Every effort should be placed into letting swimmers do things on their own. Instructors should be constantly providing support and very slowly, incrementally over time, removing that support, or making the swimmer do just a tad little more on their own.
If you’re using benches, place them close together, and slowly, over time, move them farther and father apart. With one bench, have the instructor stand close, then take one step farther away each time, or over the series of lessons based on the comfort of the individual.
The second priority should be on repetition. Provide as many opportunities to do a glide as possible. We recommend you use the following formula to break up the monotony, and provide a habitual format for quick execution.

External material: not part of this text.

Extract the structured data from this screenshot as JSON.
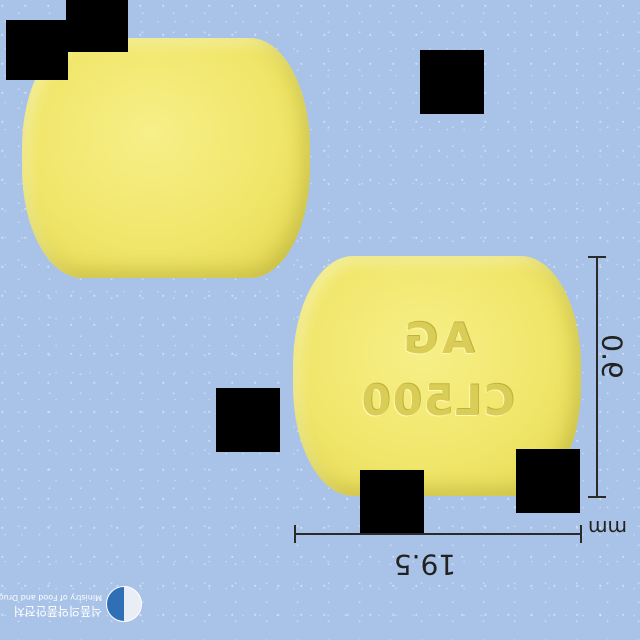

This is also the same way we run our small groups on the swim team!
Everyone goes three times, streamline or front glide.
3 x streamline
Everyone goes five times, back and forth (Start on bench A, go to bench B, and then return to bench A, five times), streamline 1/2 way, and swim front crawl other 1/2.
5x streamline + front crawl
Go from the bench, to the wall, the move over and come back. On the way to the wall, streamline on belly and swim, then on way back, do back glide in soldier.
3 x streamline with front crawl to wall, then back glide back to bench.